Whey-faced, gray-skinned, and devoid of makeup (on that front alone, so beloved of Academy voters, Thomas and Anne Hathaway will be duking it out for Best Actress come February), Juliette slumps in a small-town French airport lounge in a dated coat several sizes too big for her slender body, her blue eyes registering a diffuse misery that no one should mistake for defeat. When her younger sister Léa (Elsa Zylberstein) arrives to pick her up, the two exchange awkward pecks on the cheek, and Juliette is equally brusque with Léa's less-than-welcoming husband Luc (Serge Hazanavicius), and the couple's two little girls, both adopted from Vietnam. Juliette sets out to rebuild her life with brutal honesty about the fact that she did 15 years for killing her young son and a fierce intolerance for tact from others, well-meaning or not, who have no idea how to approach her. Her recalcitrant candor is both self-destructive and a twisted form of survival in a cushy 21st-century world that seems to her like a foreign country. "Was it good?" preens the stranger she picks up in a bar and sleeps with. "No, not at all" she says flatly. "But it doesn't matter." By turns belligerent and indifferent, Juliette is a stubborn refutation of movie mothering down the Hollywood ages.
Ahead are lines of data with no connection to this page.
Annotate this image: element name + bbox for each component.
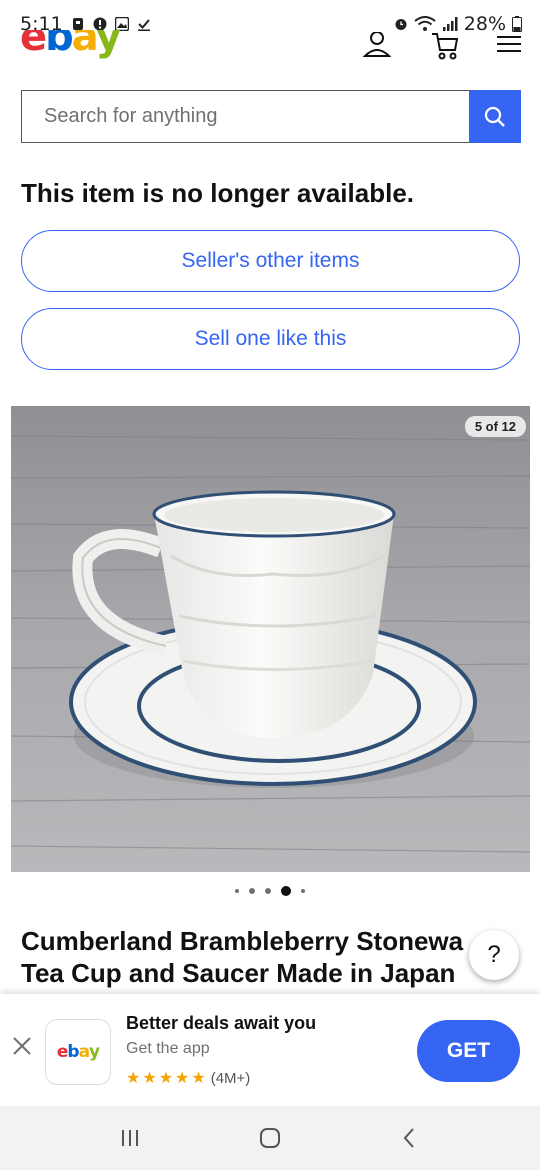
- help-button[interactable]: ?: [469, 930, 519, 980]
- item-image-gallery[interactable]: 5 of 12: [11, 406, 530, 872]
- star-icon: ★: [158, 1070, 174, 1087]
- search-bar: [21, 90, 521, 143]
- image-icon: [114, 17, 129, 31]
- close-icon[interactable]: [10, 1034, 34, 1058]
- recent-apps-icon[interactable]: [118, 1126, 142, 1150]
- menu-icon[interactable]: [495, 32, 525, 62]
- app-header: ebay: [0, 30, 540, 70]
- sell-one-like-this-button[interactable]: Sell one like this: [21, 308, 520, 370]
- search-input[interactable]: [21, 90, 469, 143]
- search-button[interactable]: [469, 90, 521, 143]
- star-icon: ★: [191, 1070, 206, 1087]
- pagination-dot[interactable]: [235, 889, 239, 893]
- pagination-dot-active[interactable]: [281, 886, 291, 896]
- notification-icon: [72, 18, 83, 30]
- image-counter: 5 of 12: [464, 416, 526, 437]
- app-download-banner: ebay Better deals await you Get the app …: [0, 994, 540, 1106]
- star-icon: ★: [126, 1070, 141, 1087]
- cart-icon[interactable]: [430, 32, 460, 62]
- banner-headline: Better deals await you: [126, 1013, 317, 1033]
- listing-title-line: Tea Cup and Saucer Made in Japan: [21, 958, 456, 988]
- listing-title-line: Cumberland Brambleberry Stonewa: [21, 926, 464, 956]
- sellers-other-items-button[interactable]: Seller's other items: [21, 230, 520, 292]
- banner-subline: Get the app: [126, 1040, 210, 1057]
- star-icon: ★: [175, 1070, 190, 1087]
- app-rating: ★ ★ ★ ★ ★ (4M+): [126, 1068, 250, 1088]
- home-icon[interactable]: [258, 1126, 282, 1150]
- gallery-pagination: [0, 883, 540, 899]
- ebay-logo[interactable]: ebay: [20, 30, 122, 60]
- alarm-icon: [395, 19, 407, 30]
- pagination-dot[interactable]: [301, 889, 305, 893]
- account-icon[interactable]: [362, 32, 392, 62]
- search-icon: [484, 106, 505, 127]
- unavailable-notice: This item is no longer available.: [21, 178, 414, 208]
- back-icon[interactable]: [398, 1126, 422, 1150]
- listing-title: Cumberland Brambleberry Stonewa Tea Cup …: [21, 925, 491, 1000]
- get-app-button[interactable]: GET: [417, 1020, 520, 1082]
- pagination-dot[interactable]: [249, 888, 255, 894]
- teacup-photo: [11, 406, 530, 872]
- star-icon: ★: [142, 1070, 157, 1087]
- system-nav-bar: [0, 1106, 540, 1170]
- ebay-app-icon: ebay: [45, 1019, 111, 1085]
- rating-count: (4M+): [210, 1069, 251, 1087]
- alert-icon: [93, 17, 107, 31]
- pagination-dot[interactable]: [265, 888, 271, 894]
- check-icon: [137, 19, 150, 31]
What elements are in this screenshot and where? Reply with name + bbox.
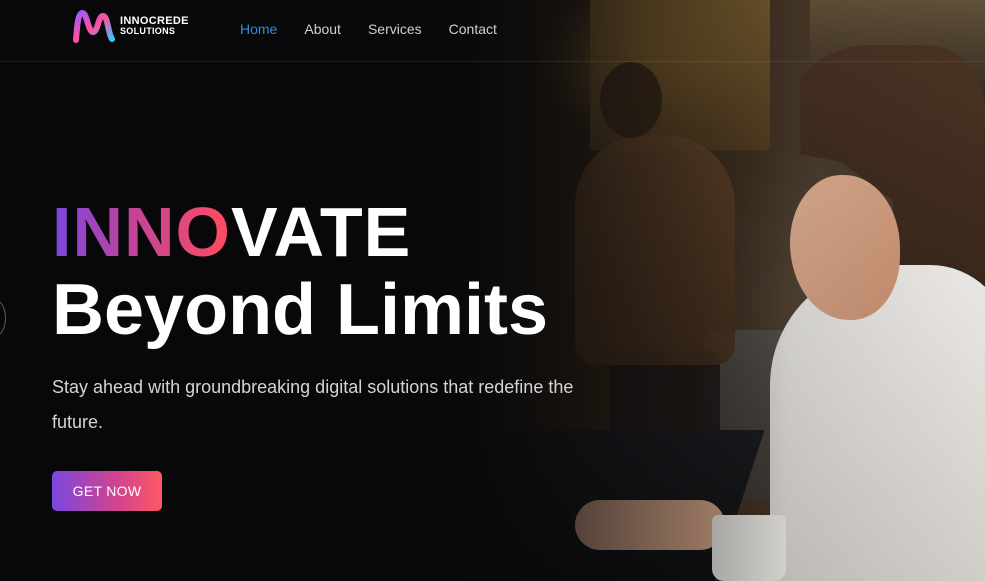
brand-logo[interactable]: INNOCREDE SOLUTIONS bbox=[72, 8, 189, 44]
hero-subtitle: Stay ahead with groundbreaking digital s… bbox=[52, 377, 574, 432]
hero-title-gradient: INNO bbox=[52, 193, 231, 271]
brand-name: INNOCREDE bbox=[120, 15, 189, 27]
brand-tagline: SOLUTIONS bbox=[120, 26, 176, 36]
nav-home[interactable]: Home bbox=[240, 21, 277, 37]
nav-contact[interactable]: Contact bbox=[449, 21, 497, 37]
main-nav: Home About Services Contact bbox=[240, 21, 497, 37]
hero-title-line2: Beyond Limits bbox=[52, 270, 549, 350]
hero-title-line1: INNOVATE bbox=[52, 193, 548, 271]
logo-m-icon bbox=[73, 10, 115, 43]
site-header: INNOCREDE SOLUTIONS Home About Services … bbox=[0, 0, 985, 62]
hero-title: INNOVATE Beyond Limits bbox=[52, 193, 548, 349]
brand-wordmark: INNOCREDE SOLUTIONS bbox=[120, 15, 189, 37]
nav-about[interactable]: About bbox=[304, 21, 341, 37]
get-now-button[interactable]: GET NOW bbox=[52, 471, 162, 511]
nav-services[interactable]: Services bbox=[368, 21, 422, 37]
hero-title-plain: VATE bbox=[231, 193, 412, 271]
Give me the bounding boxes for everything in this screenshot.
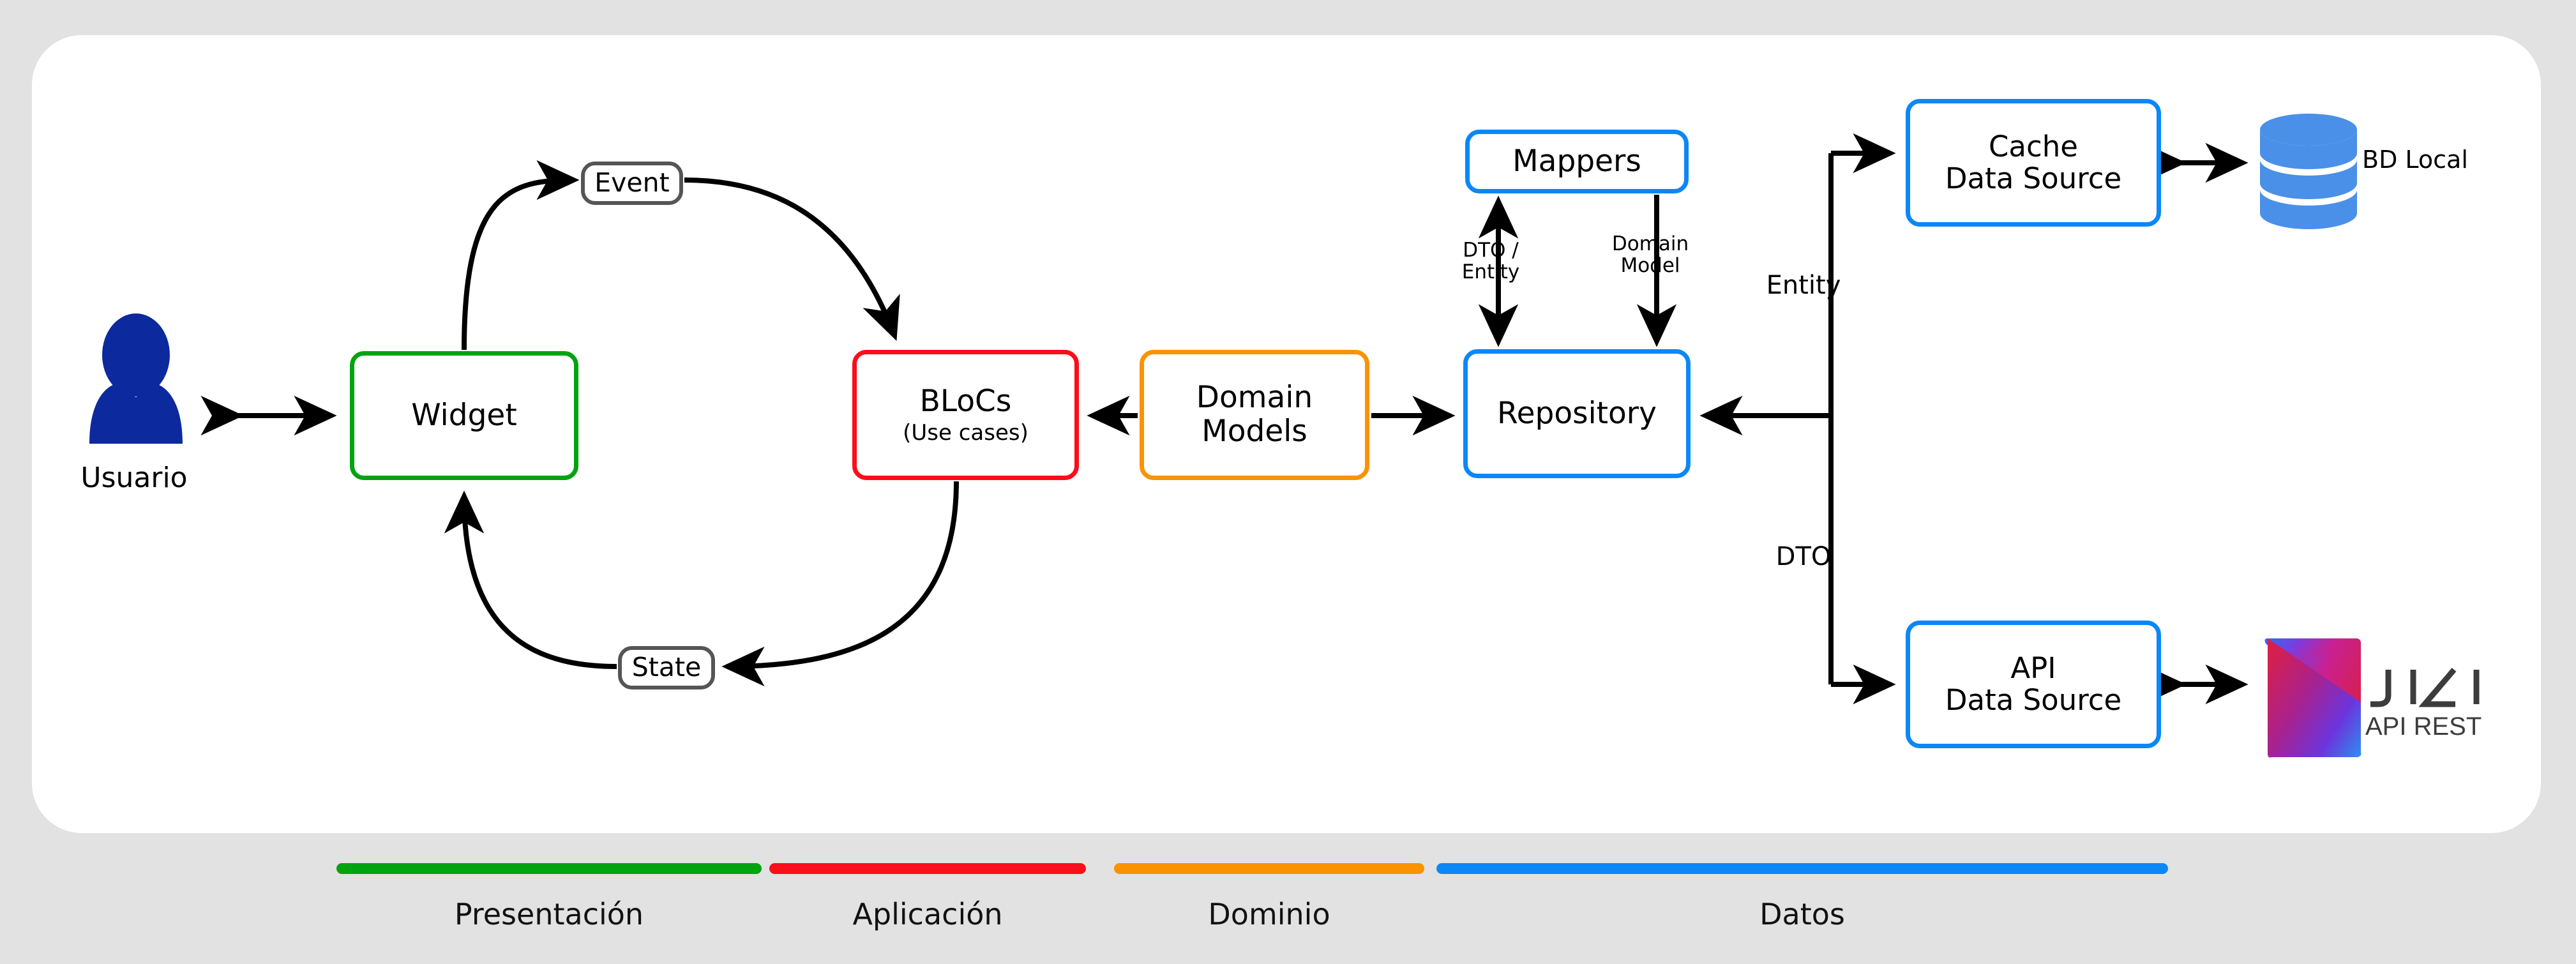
node-widget-label: Widget (411, 397, 517, 433)
edge-label-dto-entity: DTO / Entity (1427, 239, 1555, 283)
node-cache-data-source-line1: Cache (1989, 129, 2078, 163)
node-blocs[interactable]: BLoCs (Use cases) (852, 350, 1079, 480)
node-domain-models-line2: Models (1201, 414, 1307, 449)
node-repository[interactable]: Repository (1463, 349, 1691, 478)
node-event[interactable]: Event (581, 162, 683, 205)
legend-item-presentacion: Presentación (336, 863, 762, 931)
diagram-canvas: Widget BLoCs (Use cases) Domain Models M… (0, 0, 2576, 964)
node-mappers[interactable]: Mappers (1465, 130, 1689, 193)
legend-bar-datos (1436, 863, 2168, 874)
edge-label-domain-model-line1: Domain (1611, 232, 1689, 255)
node-api-data-source-line1: API (2010, 651, 2056, 685)
legend-label-presentacion: Presentación (454, 897, 644, 931)
legend-label-aplicacion: Aplicación (852, 897, 1003, 931)
legend: Presentación Aplicación Dominio Datos (0, 849, 2576, 964)
legend-bar-dominio (1114, 863, 1424, 874)
node-cache-data-source-line2: Data Source (1945, 162, 2122, 195)
node-widget[interactable]: Widget (350, 351, 578, 480)
label-usuario: Usuario (80, 462, 188, 494)
node-repository-label: Repository (1497, 395, 1657, 431)
label-bd-local: BD Local (2362, 146, 2468, 174)
node-blocs-label: BLoCs (919, 383, 1012, 419)
node-state-label: State (631, 652, 702, 683)
node-state[interactable]: State (618, 646, 715, 689)
node-domain-models[interactable]: Domain Models (1140, 350, 1369, 480)
legend-bar-aplicacion (769, 863, 1086, 874)
node-api-data-source[interactable]: API Data Source (1906, 621, 2161, 748)
node-mappers-label: Mappers (1512, 143, 1641, 179)
legend-label-datos: Datos (1759, 897, 1845, 931)
node-blocs-sublabel: (Use cases) (903, 420, 1028, 446)
jizt-tagline: API REST (2365, 712, 2482, 741)
edge-label-domain-model: Domain Model (1586, 233, 1714, 276)
edge-label-dto-entity-line1: DTO / (1463, 239, 1519, 262)
edge-label-dto-entity-line2: Entity (1461, 260, 1520, 284)
legend-item-aplicacion: Aplicación (769, 863, 1086, 931)
legend-label-dominio: Dominio (1208, 897, 1330, 931)
jizt-wordmark-svg: API REST (2365, 664, 2492, 741)
node-cache-data-source[interactable]: Cache Data Source (1906, 99, 2161, 227)
node-event-label: Event (594, 167, 670, 199)
legend-bar-presentacion (336, 863, 762, 874)
edge-label-domain-model-line2: Model (1620, 254, 1680, 278)
edge-label-dto: DTO (1775, 542, 1832, 571)
jizt-wordmark-group: API REST (2263, 634, 2519, 755)
node-api-data-source-line2: Data Source (1945, 683, 2122, 717)
edge-label-entity: Entity (1766, 271, 1841, 300)
legend-item-dominio: Dominio (1114, 863, 1424, 931)
legend-item-datos: Datos (1436, 863, 2168, 931)
node-domain-models-line1: Domain (1196, 380, 1313, 416)
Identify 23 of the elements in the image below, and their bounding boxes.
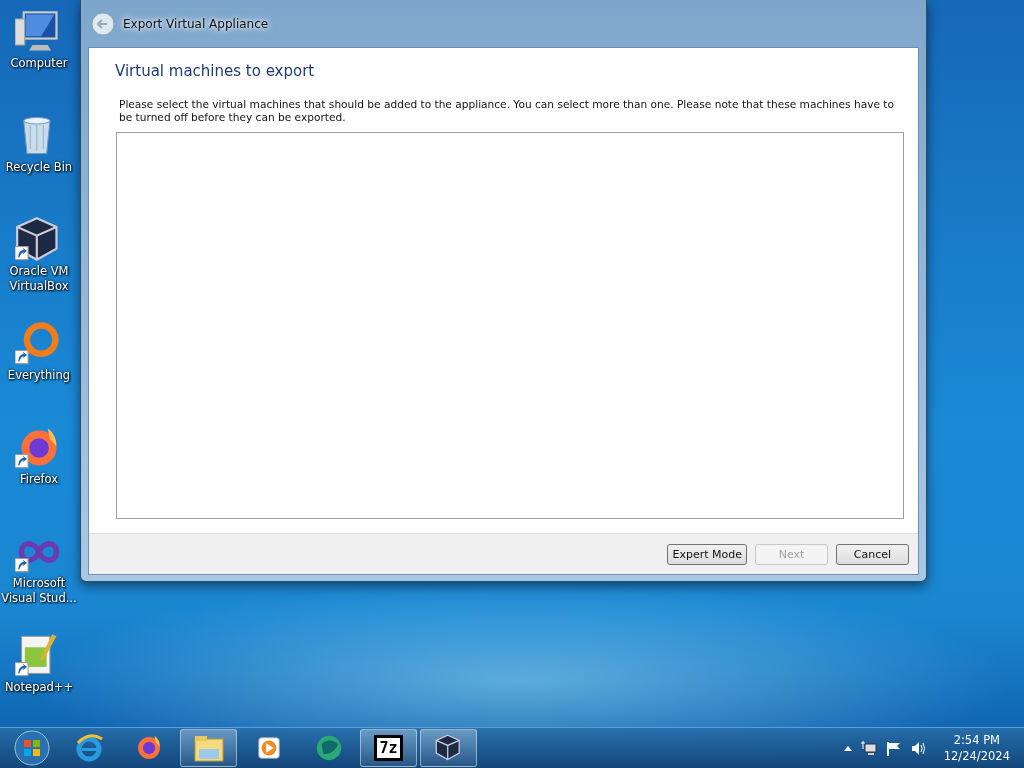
icon-label: Notepad++ [3,680,75,695]
icon-label: Everything [6,368,72,383]
window-title: Export Virtual Appliance [123,16,269,31]
flag-icon[interactable] [885,740,902,756]
clock-time[interactable]: 2:54 PM [953,732,1000,748]
dialog-button[interactable]: Expert Mode [667,543,747,565]
page-heading: Virtual machines to export [115,62,316,80]
cube-icon[interactable] [434,734,463,762]
network-icon[interactable] [860,740,877,756]
clock-date[interactable]: 12/24/2024 [943,748,1010,764]
dialog-button[interactable]: Cancel [836,543,909,565]
icon-label: Computer [9,56,69,71]
icon-label: Oracle VM VirtualBox [8,264,70,294]
icon-label: Recycle Bin [4,160,74,175]
icon-label: Firefox [18,472,60,487]
show-hidden-icon[interactable] [843,745,852,751]
icon-label: Microsoft Visual Stud... [1,576,77,606]
folder-icon[interactable] [192,733,225,763]
start-button[interactable] [14,730,50,766]
speaker-icon[interactable] [910,740,927,756]
media-player-icon[interactable] [255,735,282,761]
description-text: Please select the virtual machines that should be added to the appliance. You can select more than one. Please note that these machines have to be turned off before they can be exported. [119,98,895,124]
archive-icon[interactable]: 7z [374,735,403,761]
Uncompromising and full of necessary enigma, Thomas's performance makes us feel what it might be like to live out the rest of your life after you have killed your own child. So it's a pity that, before too long, the movie starts paying out broad hints to prepare us for the warming trend and special pleading that will let both its anti-heroine and its audience off the hook. Claudel is a middlebrow novelist of some note in France, and as a director, he capably evokes the leisurely emergence of character and the choppy ebb and flow of domestic emotion. I've Loved You So Long is a modestly satisfying tale of sisterly love weighed down by a history of family betrayal and mendacity.
Zylberstein, who has worked with Raúl Ruiz and Chantal Akerman but is best known in this country for her debut role as a young Jewish woman in the lovely 1994 film Mina Tannenbaum, is touchingly fragile and desperate as the younger sister who, for all her worldly success as a college professor surrounded by family and friends, still wants nothing more than to win back the approval of the older sibling who once cared for her. Their quietly ambivalent struggles are the movie's backbone, but Claudel seems bent on making I've Loved You So Long as softly inoffensive as the beloved French lullaby from which it takes its title. Redemption shows up reliably in the form of a sensitive single male (Laurent Grévill), who has taught in prisons and knows how Juliette feels; a stroke-ridden, yet somehow serene granddad (Jean-Claude Arnaud), who provides her with the quiet solitude she craves; and the requisite bad news that will shock her into sharing a secret that neatly slips the burden of guilt off her shoulders. Solicitously shepherding us into the shallows of the therapeutic women's novel, Claudel tamps down his magnificently intransigent Hedda Gabler, and makes her gently weep just when she should be baying at the moon.